Fighting hegemonic assumptions about austerity and economic growth or the role of the private sector versus the state require a different praxis of human rights.
Those of us in the human rights movement have fought hard to make extreme poverty not a “background condition” but a question of state obligations, and to expand the social contract to reach into the private sphere where women’s health rights in particular are often violated. Now we urgently need to go to the roots of inequality, which often lie in the global order. There is no reason that the social contract now be artificially limited to the geographic bounds of the nation-state, which is out-of-step with our hyper-globalized reality. Extra-territorial obligations (ETOs)—the notion that states’ human rights duties extend to their actions with impact abroad—depend not just or even mainly on crumbs of donor assistance from rich states, or even judicialization, but upon strengthening social mobilization and democratic law reform regarding the norms to control trans-boundary effects of state and corporate actions. As just one example, deregulation and trade and other regimes changed rules of economic governance, so they can be changed in progressive ways—for example, to capture the effects of cross-border tax evasion and to modify labor, intellectual property and environmental protections.
But that and many other challenges requires weaving human rights praxis—human rights for social change—into broader social movements, as well as working across disciplinary silos. The problems facing the rights movement are too complex for any one set of advocacy tools or any one field’s expertise. Of course, there is no single monolithic “human rights community” just as there is no unified “health and human rights community”. Those tropes are used from the “inside” to police the boundaries of orthodoxy and from the “outside” to caricaturize sets of actors and strategies. Yet, there are dangers of circling the wagons defensively around our professional tribes. The complexity of the challenges posed by by rampant inequality, the spread of authoritarianism and illiberalism, distrust in multilateralism, and climate cataclysm call for embracing justified critiques and opening up to new ideas and perspectives—and uniting with labor, environmental and many other social justice movements.

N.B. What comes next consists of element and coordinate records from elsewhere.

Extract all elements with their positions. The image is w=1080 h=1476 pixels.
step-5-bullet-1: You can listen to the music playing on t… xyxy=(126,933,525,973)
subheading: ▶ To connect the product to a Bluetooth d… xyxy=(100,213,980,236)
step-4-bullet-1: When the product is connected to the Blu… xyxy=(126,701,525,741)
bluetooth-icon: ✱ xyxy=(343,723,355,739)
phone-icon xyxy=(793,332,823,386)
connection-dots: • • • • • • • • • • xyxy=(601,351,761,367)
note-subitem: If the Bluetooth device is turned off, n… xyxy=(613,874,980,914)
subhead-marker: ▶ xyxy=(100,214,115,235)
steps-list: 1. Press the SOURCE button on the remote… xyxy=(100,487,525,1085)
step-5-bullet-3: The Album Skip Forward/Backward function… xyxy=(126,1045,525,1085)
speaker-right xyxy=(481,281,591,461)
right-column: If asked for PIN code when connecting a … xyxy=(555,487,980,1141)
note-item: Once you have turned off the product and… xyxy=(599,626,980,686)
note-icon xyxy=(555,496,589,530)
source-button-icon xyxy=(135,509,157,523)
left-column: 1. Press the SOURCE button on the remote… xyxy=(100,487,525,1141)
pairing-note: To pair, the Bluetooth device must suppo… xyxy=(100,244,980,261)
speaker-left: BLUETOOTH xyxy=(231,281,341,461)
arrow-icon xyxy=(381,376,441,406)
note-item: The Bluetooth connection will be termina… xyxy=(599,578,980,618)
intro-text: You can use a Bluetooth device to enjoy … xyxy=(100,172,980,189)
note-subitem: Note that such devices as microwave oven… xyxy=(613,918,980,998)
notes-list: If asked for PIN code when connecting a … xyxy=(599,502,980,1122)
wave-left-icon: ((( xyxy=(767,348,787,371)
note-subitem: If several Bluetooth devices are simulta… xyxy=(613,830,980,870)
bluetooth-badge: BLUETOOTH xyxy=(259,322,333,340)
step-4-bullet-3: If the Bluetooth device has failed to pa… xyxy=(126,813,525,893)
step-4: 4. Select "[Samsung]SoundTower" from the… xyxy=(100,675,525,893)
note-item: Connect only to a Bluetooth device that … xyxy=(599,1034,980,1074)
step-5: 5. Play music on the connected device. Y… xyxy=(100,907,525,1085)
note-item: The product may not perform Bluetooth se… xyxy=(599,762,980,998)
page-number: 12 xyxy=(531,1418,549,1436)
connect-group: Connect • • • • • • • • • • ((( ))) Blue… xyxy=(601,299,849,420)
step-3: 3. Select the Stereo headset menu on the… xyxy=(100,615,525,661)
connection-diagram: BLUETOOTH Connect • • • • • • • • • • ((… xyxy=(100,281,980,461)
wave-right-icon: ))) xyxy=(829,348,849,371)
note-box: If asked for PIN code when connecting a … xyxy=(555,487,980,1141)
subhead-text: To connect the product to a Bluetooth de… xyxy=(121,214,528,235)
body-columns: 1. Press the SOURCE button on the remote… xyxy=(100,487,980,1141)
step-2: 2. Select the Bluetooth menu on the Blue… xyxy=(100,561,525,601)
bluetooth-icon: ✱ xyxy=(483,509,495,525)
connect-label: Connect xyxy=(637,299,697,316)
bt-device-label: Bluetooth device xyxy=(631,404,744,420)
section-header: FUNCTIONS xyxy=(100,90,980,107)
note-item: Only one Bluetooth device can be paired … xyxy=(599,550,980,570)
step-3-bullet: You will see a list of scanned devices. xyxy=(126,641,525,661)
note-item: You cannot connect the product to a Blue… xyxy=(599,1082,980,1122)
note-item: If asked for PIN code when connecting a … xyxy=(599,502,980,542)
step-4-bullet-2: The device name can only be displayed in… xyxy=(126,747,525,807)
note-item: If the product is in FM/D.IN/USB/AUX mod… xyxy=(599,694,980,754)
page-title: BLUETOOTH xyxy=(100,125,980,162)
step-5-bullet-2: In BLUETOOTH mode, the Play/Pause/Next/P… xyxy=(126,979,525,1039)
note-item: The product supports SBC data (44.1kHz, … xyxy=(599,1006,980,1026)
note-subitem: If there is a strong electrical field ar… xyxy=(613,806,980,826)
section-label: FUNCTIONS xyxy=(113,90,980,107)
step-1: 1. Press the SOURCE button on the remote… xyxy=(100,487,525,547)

We cannot wait to figure out all the implications of experimenting with new approaches and alliances. There is an ethical dimension to the passage of time. When our world is literally on fire, business as usual is akin to fiddling while Rome burns. All of us in the diverse tapestry of overlapping actors in the human rights movement—scholars and advocates, North and South alike—must urgently find the tools and strategies that a genuine commitment to equal dignity with social justice on our shared and irreplaceable planet demands.